Dopo sette morti sospette, e probabilmente tante altre non passate agli onori della cronaca, il nuovo governatore della Regione, Vincenzo De Luca, ha annunciato di essere al lavoro per far rientrare l’ospedale di Agropoli nella rete dell’emergenza. Una nuova speranza per il territorio che da tempo ne chiedeva la riapertura. Eppure anche l’ultimo annuncio, peraltro avvenuto in un periodo ormai lontano dalla campagna elettorale, ha sollevato polemiche. Ci ha pensato la parlamentare grillina Giordano che ha parlato di “Scambio di piaceri” tra De Luca e Alfieri e ancora di “Un piacere che il neo governatore in bilico deve al sindaco di Agropoli per aver ritirato la sua candidatura a consigliere regionale”. “Basta speculare sulla salute dei cittadini”, dice la Giordano. Non ha tutti i torti: peccato che in passato, però, le levate di scudi sull’argomento non ci siano state.

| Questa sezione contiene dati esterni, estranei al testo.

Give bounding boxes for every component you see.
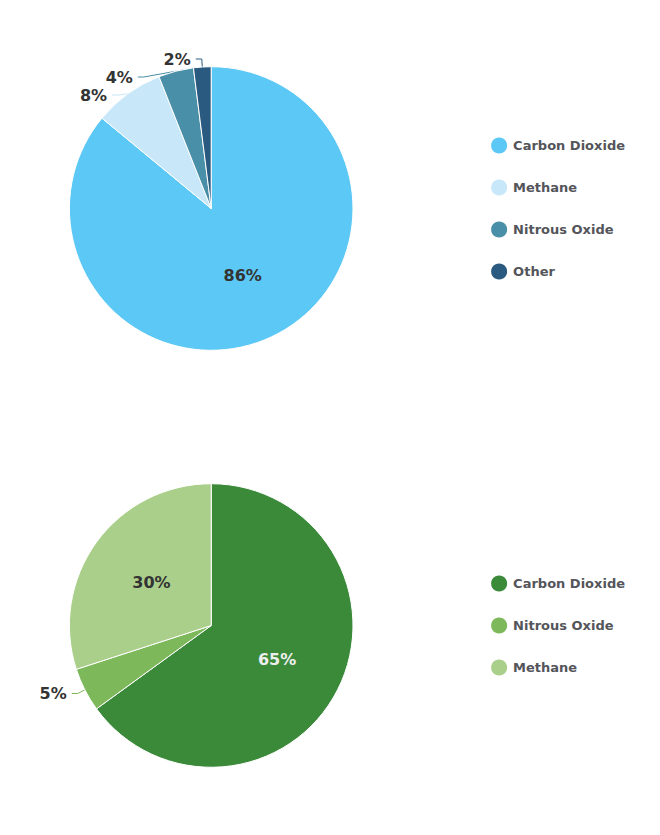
svg-text:Nitrous Oxide: Nitrous Oxide <box>513 222 614 237</box>
svg-text:5%: 5% <box>40 684 67 703</box>
svg-text:Other: Other <box>513 264 555 279</box>
svg-text:8%: 8% <box>80 86 107 105</box>
svg-text:Methane: Methane <box>513 660 577 675</box>
svg-text:Carbon Dioxide: Carbon Dioxide <box>513 138 625 153</box>
svg-text:30%: 30% <box>132 573 170 592</box>
svg-text:2%: 2% <box>164 50 191 69</box>
svg-text:4%: 4% <box>106 68 133 87</box>
svg-text:Methane: Methane <box>513 180 577 195</box>
svg-text:65%: 65% <box>258 650 296 669</box>
svg-text:Carbon Dioxide: Carbon Dioxide <box>513 576 625 591</box>
svg-text:86%: 86% <box>224 266 262 285</box>
svg-text:Nitrous Oxide: Nitrous Oxide <box>513 618 614 633</box>
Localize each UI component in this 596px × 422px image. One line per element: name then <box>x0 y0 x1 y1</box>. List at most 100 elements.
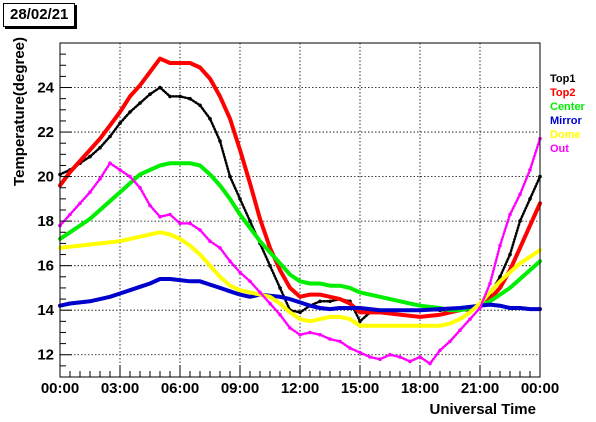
data-point <box>158 214 162 219</box>
data-point <box>118 121 122 125</box>
data-point <box>228 259 232 264</box>
data-point <box>178 94 182 99</box>
y-tick-label: 24 <box>37 80 54 97</box>
data-point <box>208 116 212 121</box>
data-point <box>88 190 92 194</box>
data-point <box>78 201 82 206</box>
data-point <box>168 94 172 99</box>
data-point <box>488 281 492 286</box>
legend-entry-mirror: Mirror <box>550 115 583 127</box>
data-point <box>108 134 112 139</box>
data-point <box>248 279 252 284</box>
data-point <box>138 185 142 190</box>
series-trace-out <box>58 137 542 366</box>
data-point <box>278 312 282 317</box>
date-label: 28/02/21 <box>3 3 76 27</box>
x-tick-label: 03:00 <box>101 380 139 397</box>
series-line-dome <box>58 230 542 328</box>
data-point <box>358 350 362 355</box>
data-point <box>428 361 432 366</box>
data-point <box>158 85 162 90</box>
y-tick-label: 20 <box>37 169 54 186</box>
data-point <box>188 96 192 101</box>
data-point <box>218 139 222 143</box>
data-point <box>178 221 182 226</box>
data-point <box>388 352 392 357</box>
data-point <box>168 212 172 217</box>
data-point <box>148 92 152 96</box>
data-point <box>318 332 322 337</box>
data-point <box>298 332 302 337</box>
data-point <box>128 110 132 114</box>
data-point <box>218 246 222 250</box>
data-point <box>98 145 102 150</box>
data-point <box>198 228 202 232</box>
data-point <box>238 270 242 275</box>
data-point <box>238 197 242 201</box>
legend-entry-top1: Top1 <box>550 73 575 85</box>
data-point <box>298 310 302 315</box>
series-layer <box>58 56 542 366</box>
data-point <box>68 212 72 217</box>
data-point <box>98 177 102 181</box>
data-point <box>228 174 232 179</box>
data-point <box>518 192 522 197</box>
data-point <box>278 286 282 290</box>
x-tick-label: 00:00 <box>521 380 559 397</box>
series-dome <box>58 230 542 328</box>
x-tick-label: 15:00 <box>341 380 379 397</box>
data-point <box>318 299 322 304</box>
data-point <box>288 326 292 330</box>
data-point <box>408 359 412 364</box>
data-point <box>308 330 312 335</box>
data-point <box>468 317 472 321</box>
data-point <box>528 168 532 172</box>
data-point <box>478 306 482 310</box>
y-tick-label: 22 <box>37 124 54 141</box>
legend-entry-top2: Top2 <box>550 87 575 99</box>
y-tick-label: 18 <box>37 213 54 230</box>
x-axis-title: Universal Time <box>430 401 536 418</box>
x-tick-label: 12:00 <box>281 380 319 397</box>
data-point <box>128 174 132 179</box>
data-point <box>368 355 372 359</box>
data-point <box>198 103 202 108</box>
x-tick-label: 06:00 <box>161 380 199 397</box>
y-axis-title: Temperature(degree) <box>11 37 28 186</box>
data-point <box>438 348 442 353</box>
data-point <box>248 219 252 223</box>
data-point <box>508 252 512 257</box>
legend-entry-dome: Dome <box>550 129 581 141</box>
series-out <box>58 136 542 366</box>
data-point <box>328 337 332 341</box>
data-point <box>138 101 142 105</box>
data-point <box>348 346 352 350</box>
data-point <box>328 299 332 304</box>
legend-entry-out: Out <box>550 143 569 155</box>
data-point <box>258 290 262 295</box>
data-point <box>498 243 502 248</box>
x-tick-label: 09:00 <box>221 380 259 397</box>
y-tick-label: 16 <box>37 258 54 275</box>
axis-ticks: 12 14 16 18 20 22 24 00:00 03:00 06:00 09:00 12:00 1… <box>37 42 559 397</box>
y-tick-label: 12 <box>37 347 54 364</box>
x-tick-label: 00:00 <box>41 380 79 397</box>
data-point <box>358 319 362 324</box>
data-point <box>88 154 92 159</box>
data-point <box>458 328 462 333</box>
data-point <box>448 339 452 344</box>
x-tick-label: 18:00 <box>401 380 439 397</box>
data-point <box>268 301 272 306</box>
data-point <box>118 168 122 172</box>
data-point <box>528 197 532 201</box>
legend-entry-center: Center <box>550 101 586 113</box>
x-tick-label: 21:00 <box>461 380 499 397</box>
data-point <box>148 203 152 208</box>
data-point <box>378 357 382 362</box>
data-point <box>418 355 422 359</box>
data-point <box>108 161 112 165</box>
data-point <box>188 221 192 226</box>
data-point <box>518 219 522 223</box>
data-point <box>508 212 512 217</box>
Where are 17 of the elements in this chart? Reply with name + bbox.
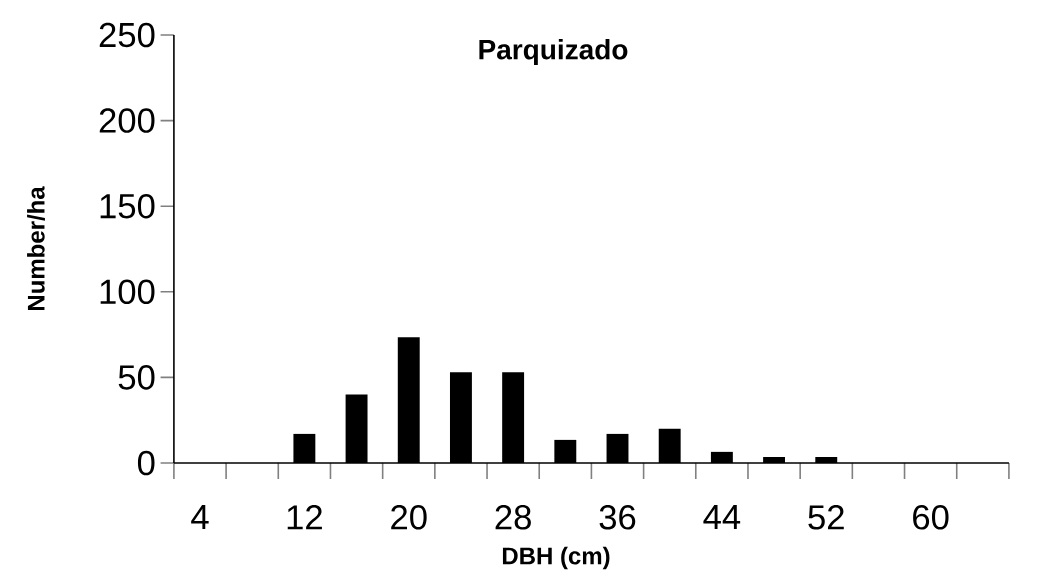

Eppure l’ospedale di Agropoli è stato sempre al centro degli spot elettorali, anzi è nato proprio come uno spot elettorale nel 2004: fu protagonista di tante promesse nel 2010, e la sua riapertura venne annunciata dagli stessi fautori della sua chiusura nel maggio 2015, ad una settimana dalle elezioni. Nessuna condanna arrivò per questi proclami, né dalla politica, né dai cittadini che, eccezion fatta per le ultime consultazioni, hanno anche premiato chi ha previsto la chiusura del nosocomio cittadino. Emblematico il caso di Angelo Montemarano, assessore regionale alla sanità della Giunta Bassolino, confermato a pieni voti dai cittadini agropolesi (su consiglio anche di politici locali) nonostante fosse tra i fautori dell’uscita del nosocomio dalla rete dell’emergenza.

Forse per la prima volta un proclama riguardante l’ospedale è arrivato lontano dalle elezioni. Ciò lascia ben sperare perché, critiche a parte, come ha sottolineato anche Giovanni Basile, a capo del comitato civico pro ospedale, non importa chi restituisca il diritto alla salute ai cittadini dell’Alto Cilento e per quale motivo, ciò che conta è che il territorio riabbia il suo presidio, quello con gli accessi più alti del territorio, quello che serve un’utenza di ottantamila persone, che quintuplicano nel corso dell’estate.